The French politician added that he wanted talks to start on the week of 19 June, following the UK's general election on 8 June.
He said that he hoped to first report back to the leaders of member states during the EU summit on 22 and 23 June.
At the meeting, which Barnier described as a "milestone", ministers also signed off on the negotiating directives proposed by the European Commission – setting out the priorities of the EU-27.
The directives concern the first phase of talks, focused on the withdrawal agreement. Talks on the future relationship will require a separate set of directives.
The EU-27, which have been able to show a rarely-seen unified front on Brexit, want to safeguard the rights of EU citizens in the UK and UK nationals in the EU, settle the financial obligations of the UK, and avoid a hard border between the Republic of Ireland and Northern Ireland.
Only when "sufficient progress" is reached on these issues, will the EU-27 be willing to discuss the future relationship with London. It will be up to Barnier to assess whether that a critical mass of agreement has been reached, and propose to EU leaders to move forward.
UK prime minister Theresa May has been arguing that the future relationship needs to be discussed in parallel to the withdrawal agreement.
May's Conservative Party stated in their election manifesto that they would be willing to walk away without a deal if an agreement meant a bad deal for Britain.
No illusions
On Sunday, Brexit secretary David Davis said Britain will walk out of the talks unless Brussels drops its demand for €100 billion as to settle commitments already made to the EU budget but not paid yet, and if the bloc refuses to discuss trade until the exit is agreed.
"We don’t need to just look like we can walk away, we need to be able to walk away," Davis told The Sunday Times.
Depending on the final methodology of calculating what the UK's commitments mean in practice, the exit bill could be €100 billion in total.
EU officials have been stressing that a no deal scenario would hit the UK worst of all.
Speaking in Brussels on Monday, the German Europe minister, Michael Roth, warned that Brexit was a “lose-lose situation” for everyone.
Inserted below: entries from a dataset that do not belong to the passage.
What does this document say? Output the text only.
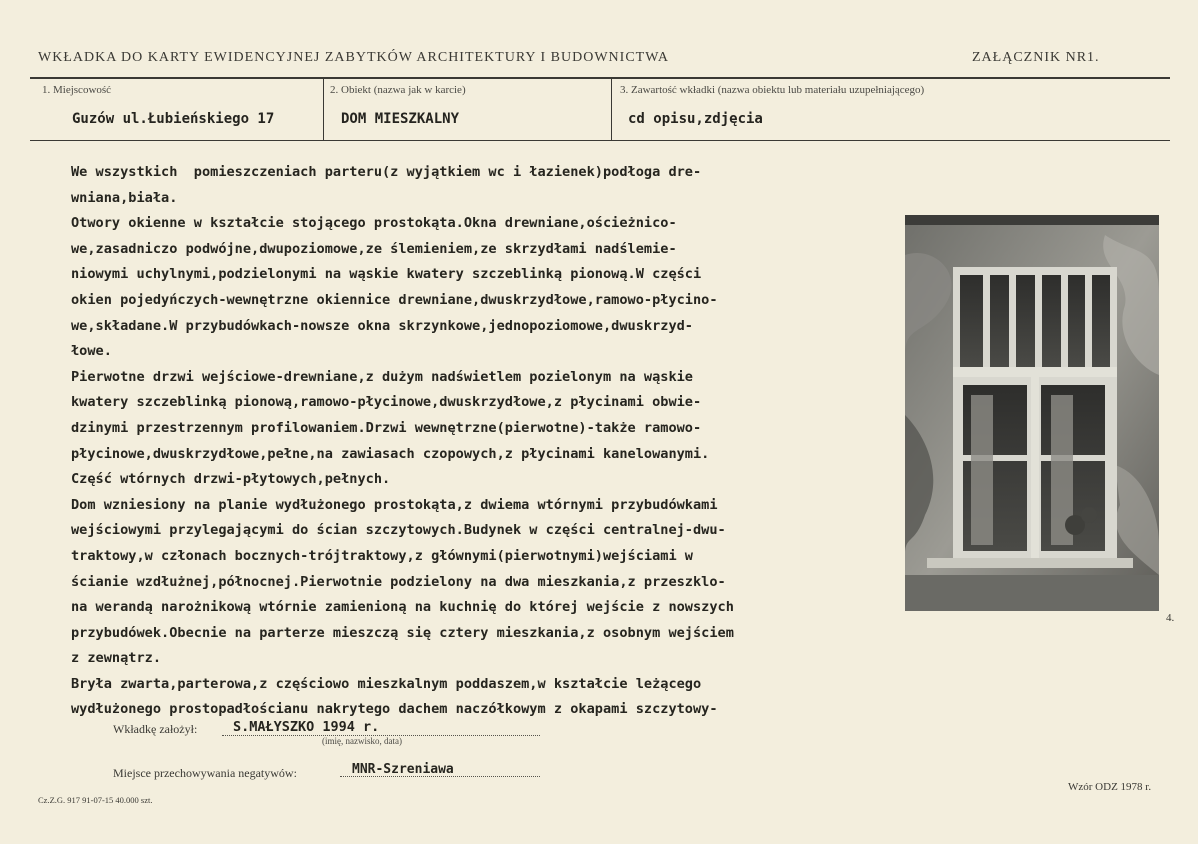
WKŁADKA DO KARTY EWIDENCYJNEJ ZABYTKÓW ARCHITEKTURY I BUDOWNICTWA	ZAŁĄCZNIK NR1.
1. Miejscowość
Guzów ul.Łubieńskiego 17
2. Obiekt (nazwa jak w karcie)
DOM MIESZKALNY
3. Zawartość wkładki (nazwa obiektu lub materiału uzupełniającego)
cd opisu,zdjęcia
We wszystkich  pomieszczeniach parteru(z wyjątkiem wc i łazienek)podłoga dre-
wniana,biała.
Otwory okienne w kształcie stojącego prostokąta.Okna drewniane,ościeżnico-
we,zasadniczo podwójne,dwupoziomowe,ze ślemieniem,ze skrzydłami nadślemie-
niowymi uchylnymi,podzielonymi na wąskie kwatery szczeblinką pionową.W części
okien pojedyńczych-wewnętrzne okiennice drewniane,dwuskrzydłowe,ramowo-płycino-
we,składane.W przybudówkach-nowsze okna skrzynkowe,jednopoziomowe,dwuskrzyd-
łowe.
Pierwotne drzwi wejściowe-drewniane,z dużym nadświetlem pozielonym na wąskie
kwatery szczeblinką pionową,ramowo-płycinowe,dwuskrzydłowe,z płycinami obwie-
dzinymi przestrzennym profilowaniem.Drzwi wewnętrzne(pierwotne)-także ramowo-
płycinowe,dwuskrzydłowe,pełne,na zawiasach czopowych,z płycinami kanelowanymi.
Część wtórnych drzwi-płytowych,pełnych.
Dom wzniesiony na planie wydłużonego prostokąta,z dwiema wtórnymi przybudówkami
wejściowymi przylegającymi do ścian szczytowych.Budynek w części centralnej-dwu-
traktowy,w członach bocznych-trójtraktowy,z głównymi(pierwotnymi)wejściami w
ścianie wzdłużnej,północnej.Pierwotnie podzielony na dwa mieszkania,z przeszklo-
na werandą narożnikową wtórnie zamienioną na kuchnię do której wejście z nowszych
przybudówek.Obecnie na parterze mieszczą się cztery mieszkania,z osobnym wejściem
z zewnątrz.
Bryła zwarta,parterowa,z częściowo mieszkalnym poddaszem,w kształcie leżącego
wydłużonego prostopadłościanu nakrytego dachem naczółkowym z okapami szczytowy-
4.
Wkładkę założył:	S.MAŁYSZKO 1994 r.
(imię, nazwisko, data)
Miejsce przechowywania negatywów:	MNR-Szreniawa
Cz.Z.G. 917 91-07-15 40.000 szt.
Wzór ODZ 1978 r.
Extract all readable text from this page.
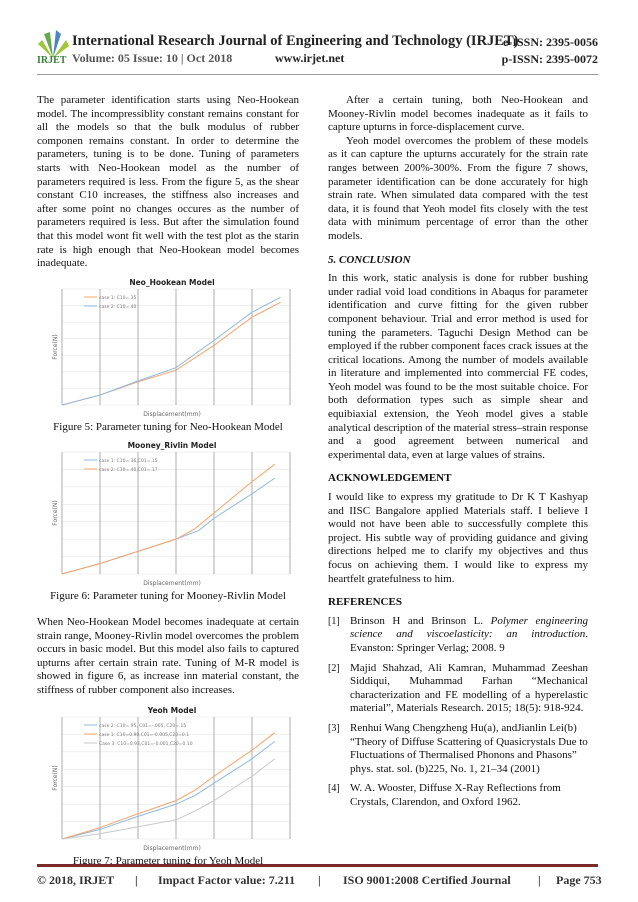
IRJET
International Research Journal of Engineering and Technology (IRJET)
Volume: 05 Issue: 10 | Oct 2018	www.irjet.net
e-ISSN: 2395-0056
p-ISSN: 2395-0072

The parameter identification starts using Neo-Hookean model. The incompressiblity constant remains constant for all the models so that the bulk modulus of rubber componen remains constant. In order to determine the parameters, tuning is to be done. Tuning of parameters starts with Neo-Hookean model as the number of parameters required is less. From the figure 5, as the shear constant C10 increases, the stiffness also increases and after some point no changes occures as the number of parameters required is less. But after the simulation found that this model wont fit well with the test plot as the starin rate is high enough that Neo-Hookean model becomes inadequate.

Neo_Hookean Model
Displacement(mm)
Force(N)
case 1: C10=.35
case 2: C10=.40
Figure 5: Parameter tuning for Neo-Hookean Model
Mooney_Rivlin Model
Displacement(mm)
Force(N)
case 1: C10=.36,C01=.15
case 2: C10=.40,C01=.17
Figure 6: Parameter tuning for Mooney-Rivlin Model

When Neo-Hookean Model becomes inadequate at certain strain range, Mooney-Rivlin model overcomes the problem occurs in basic model. But this model also fails to captured upturns after certain strain rate. Tuning of M-R model is showed in figure 6, as increase inn material constant, the stiffness of rubber component also increases.

Yeoh Model
Displacement(mm)
Force(N)
case 2: C10=.95, C01=-.005, C20=.15
case 1: C10=0.90,C01=-0.005,C20=0.1
Case 3: C10=0.93,C01=-0.001,C20=0.10
Figure 7: Parameter tuning for Yeoh Model

After a certain tuning, both Neo-Hookean and Mooney-Rivlin model becomes inadequate as it fails to capture upturns in force-displacement curve.

Yeoh model overcomes the problem of these models as it can capture the upturns accurately for the strain rate ranges between 200%-300%. From the figure 7 shows, parameter identification can be done accurately for high strain rate. When simulated data compared with the test data, it is found that Yeoh model fits closely with the test data with minimum percentage of error than the other models.

5. CONCLUSION

In this work, static analysis is done for rubber bushing under radial void load conditions in Abaqus for parameter identification and curve fitting for the given rubber component behaviour. Trial and error method is used for tuning the parameters. Taguchi Design Method can be employed if the rubber component faces crack issues at the critical locations. Among the number of models available in literature and implemented into commercial FE codes, Yeoh model was found to be the most suitable choice. For both deformation types such as simple shear and equibiaxial extension, the Yeoh model gives a stable analytical description of the material stress–strain response and a good agreement between numerical and experimental data, even at large values of strains.

ACKNOWLEDGEMENT

I would like to express my gratitude to Dr K T Kashyap and IISC Bangalore applied Materials staff. I believe I would not have been able to successfully complete this project. His subtle way of providing guidance and giving directions helped me to clarify my objectives and thus focus on achieving them. I would like to express my heartfelt gratefulness to him.

REFERENCES

[1] Brinson H and Brinson L. Polymer engineering science and viscoelasticity: an introduction. Evanston: Springer Verlag; 2008. 9
[2] Majid Shahzad, Ali Kamran, Muhammad Zeeshan Siddiqui, Muhammad Farhan “Mechanical characterization and FE modelling of a hyperelastic material”, Materials Research. 2015; 18(5): 918-924.
[3] Renhui Wang Chengzheng Hu(a), andJianlin Lei(b) “Theory of Diffuse Scattering of Quasicrystals Due to Fluctuations of Thermalised Phonons and Phasons” phys. stat. sol. (b)225, No. 1, 21–34 (2001)
[4] W. A. Wooster, Diffuse X-Ray Reflections from Crystals, Clarendon, and Oxford 1962.
© 2018, IRJET | Impact Factor value: 7.211 | ISO 9001:2008 Certified Journal | Page 753
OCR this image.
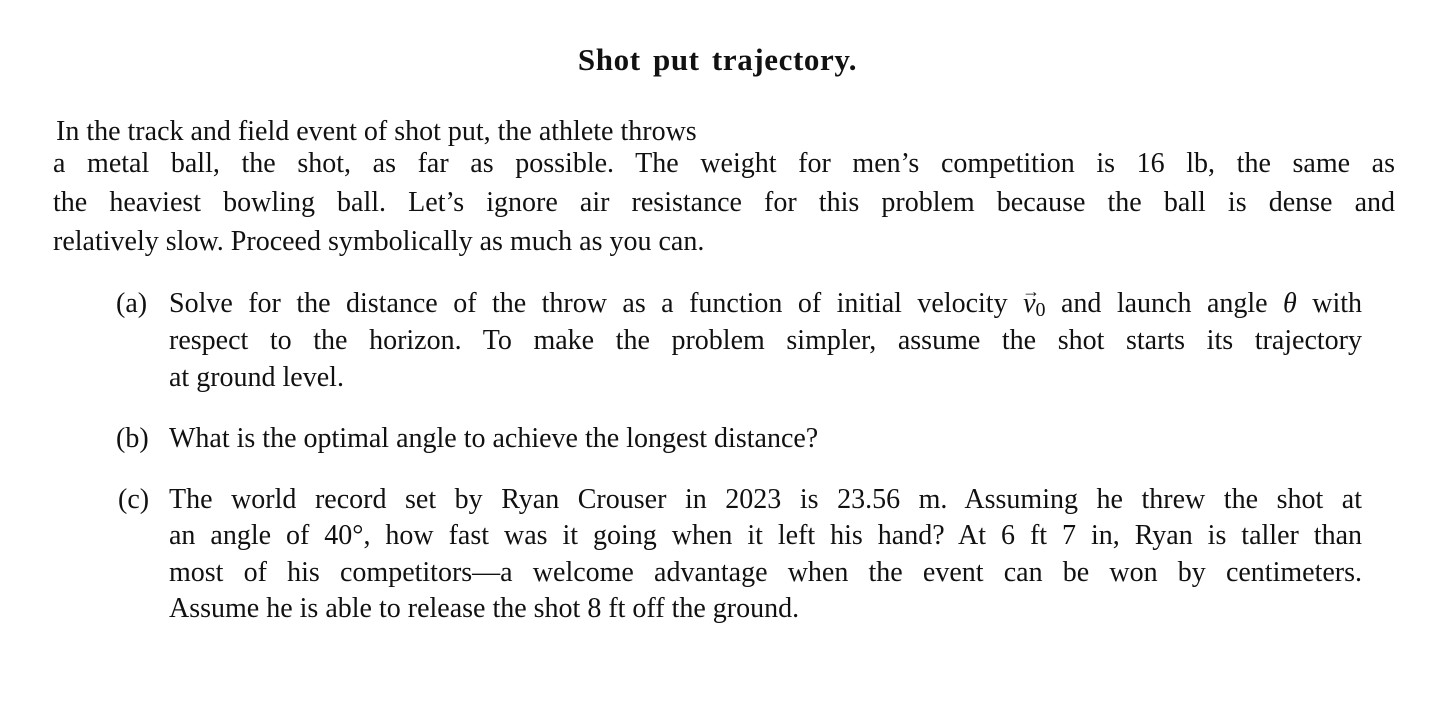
Shot put trajectory.

In the track and field event of shot put, the athlete throws

a metal ball, the shot, as far as possible. The weight for men’s competition is 16 lb, the same as

the heaviest bowling ball. Let’s ignore air resistance for this problem because the ball is dense and

relatively slow. Proceed symbolically as much as you can.

(a) Solve for the distance of the throw as a function of initial velocity → $v_0$ and launch angle θ with

respect to the horizon. To make the problem simpler, assume the shot starts its trajectory

at ground level.

(b) What is the optimal angle to achieve the longest distance?

(c) The world record set by Ryan Crouser in 2023 is 23.56 m. Assuming he threw the shot at

an angle of 40°, how fast was it going when it left his hand? At 6 ft 7 in, Ryan is taller than

most of his competitors—a welcome advantage when the event can be won by centimeters.

Assume he is able to release the shot 8 ft off the ground.
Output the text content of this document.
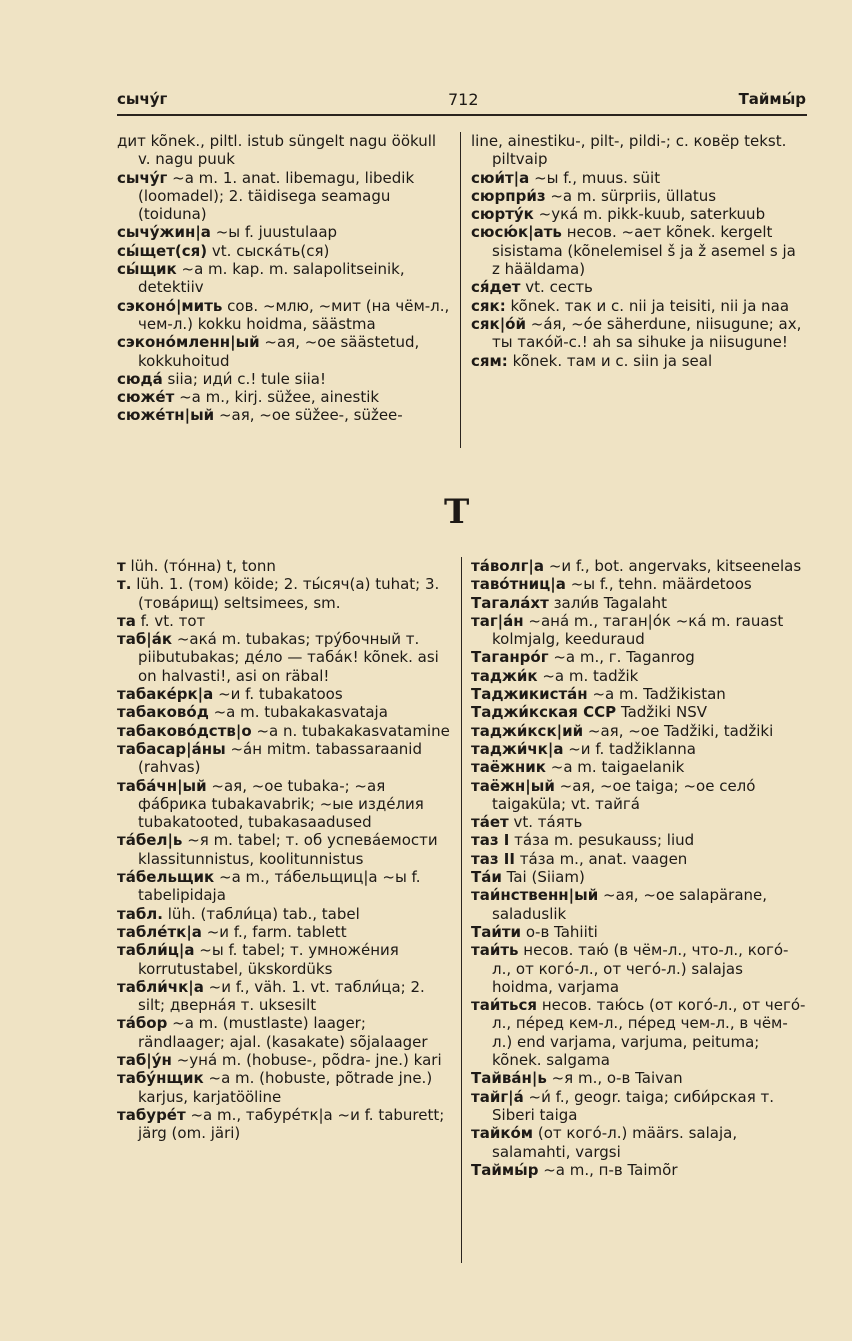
сычу́г	712	Таймы́р

дит kõnek., piltl. istub süngelt nagu öökull v. nagu puuk

сычу́г ~а m. 1. anat. libemagu, libedik (loomadel); 2. täidisega seamagu (toiduna)

сычу́жин|а ~ы f. juustulaap

сы́щет(ся) vt. сыска́ть(ся)

сы́щик ~а m. kap. m. salapolitseinik, detektiiv

сэконо́|мить сов. ~млю, ~мит (на чём-л., чем-л.) kokku hoidma, säästma

сэконо́мленн|ый ~ая, ~ое säästetud, kokkuhoitud

сюда́ siia; иди́ с.! tule siia!

сюже́т ~а m., kirj. süžee, ainestik

сюже́тн|ый ~ая, ~ое süžee-, süžee-

line, ainestiku-, pilt-, pildi-; с. ковёр tekst. piltvaip

сюи́т|а ~ы f., muus. süit

сюрпри́з ~а m. sürpriis, üllatus

сюрту́к ~ука́ m. pikk-kuub, saterkuub

сюсю́к|ать несов. ~ает kõnek. kergelt sisistama (kõnelemisel š ja ž asemel s ja z hääldama)

ся́дет vt. сесть

сяк: kõnek. так и с. nii ja teisiti, nii ja naa

сяк|о́й ~а́я, ~о́е säherdune, niisugune; ах, ты тако́й-с.! ah sa sihuke ja niisugune!

сям: kõnek. там и с. siin ja seal

Т

т lüh. (то́нна) t, tonn

т. lüh. 1. (том) köide; 2. ты́сяч(а) tuhat; 3. (това́рищ) seltsimees, sm.

та f. vt. тот

таб|а́к ~ака́ m. tubakas; тру́бочный т. piibutubakas; де́ло — таба́к! kõnek. asi on halvasti!, asi on räbal!

табаке́рк|а ~и f. tubakatoos

табаково́д ~а m. tubakakasvataja

табаково́дств|о ~а n. tubakakasvatamine

табасар|а́ны ~а́н mitm. tabassaraanid (rahvas)

таба́чн|ый ~ая, ~ое tubaka-; ~ая фа́брика tubakavabrik; ~ые изде́лия tubakatooted, tubakasaadused

та́бел|ь ~я m. tabel; т. об успева́емости klassitunnistus, koolitunnistus

та́бельщик ~а m., та́бельщиц|а ~ы f. tabelipidaja

табл. lüh. (табли́ца) tab., tabel

табле́тк|а ~и f., farm. tablett

табли́ц|а ~ы f. tabel; т. умноже́ния korrutustabel, ükskordüks

табли́чк|а ~и f., väh. 1. vt. табли́ца; 2. silt; дверна́я т. uksesilt

та́бор ~а m. (mustlaste) laager; rändlaager; ajal. (kasakate) sõjalaager

таб|у́н ~уна́ m. (hobuse-, põdra- jne.) kari

табу́нщик ~а m. (hobuste, põtrade jne.) karjus, karjatööline

табуре́т ~а m., табуре́тк|а ~и f. taburett; järg (om. järi)

та́волг|а ~и f., bot. angervaks, kitseenelas

таво́тниц|а ~ы f., tehn. määrdetoos

Тагала́хт зали́в Tagalaht

таг|а́н ~ана́ m., таган|о́к ~ка́ m. rauast kolmjalg, keeduraud

Таганро́г ~а m., г. Taganrog

таджи́к ~а m. tadžik

Таджикиста́н ~а m. Tadžikistan

Таджи́кская ССР Tadžiki NSV

таджи́кск|ий ~ая, ~ое Tadžiki, tadžiki

таджи́чк|а ~и f. tadžiklanna

таёжник ~а m. taigaelanik

таёжн|ый ~ая, ~ое taiga; ~ое село́ taigaküla; vt. тайга́

та́ет vt. та́ять

таз I та́за m. pesukauss; liud

таз II та́за m., anat. vaagen

Та́и Tai (Siiam)

таи́нственн|ый ~ая, ~ое salapärane, saladuslik

Таи́ти о-в Tahiiti

таи́ть несов. таю́ (в чём-л., что-л., кого́-л., от кого́-л., от чего́-л.) salajas hoidma, varjama

таи́ться несов. таю́сь (от кого́-л., от чего́-л., пе́ред кем-л., пе́ред чем-л., в чём-л.) end varjama, varjuma, peituma; kõnek. salgama

Тайва́н|ь ~я m., о-в Taivan

тайг|а́ ~и́ f., geogr. taiga; сиби́рская т. Siberi taiga

тайко́м (от кого́-л.) määrs. salaja, salamahti, vargsi

Таймы́р ~а m., п-в Taimõr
Also on Monday, Barnier did not want to go into what would happen if talks were to break down in the beginning on disagreements over the sequencing of talks, or on the possible €100 billion exit bill.
"To succeed for the future relationship, we need to succeed in the first phase," Barnier told reporters on Monday.
"We will need to make sufficient progress to move to phase two as quickly as we can, by end of this year, early next year the latest," he added.
A working group made up of experts and diplomats from the member states will fine-tune the EU-27's negotiating positions, which will then be made public.
The 18-page document, adopted on Monday, also sets out the cut-off date – when the UK will automatically drop out of the EU, unless there is a unanimous agreement of the 27 member states to continue the talks.
The UK will leave the EU by 30 March 2019, midnight at the latest, and the road leading up to that day will be difficult.
"We are under no illusion that negotiations will be complex and far from straight forward," admitted Malta's deputy prime minister, Louis Grech, whose country holds the Council of the EU's rotating presidency.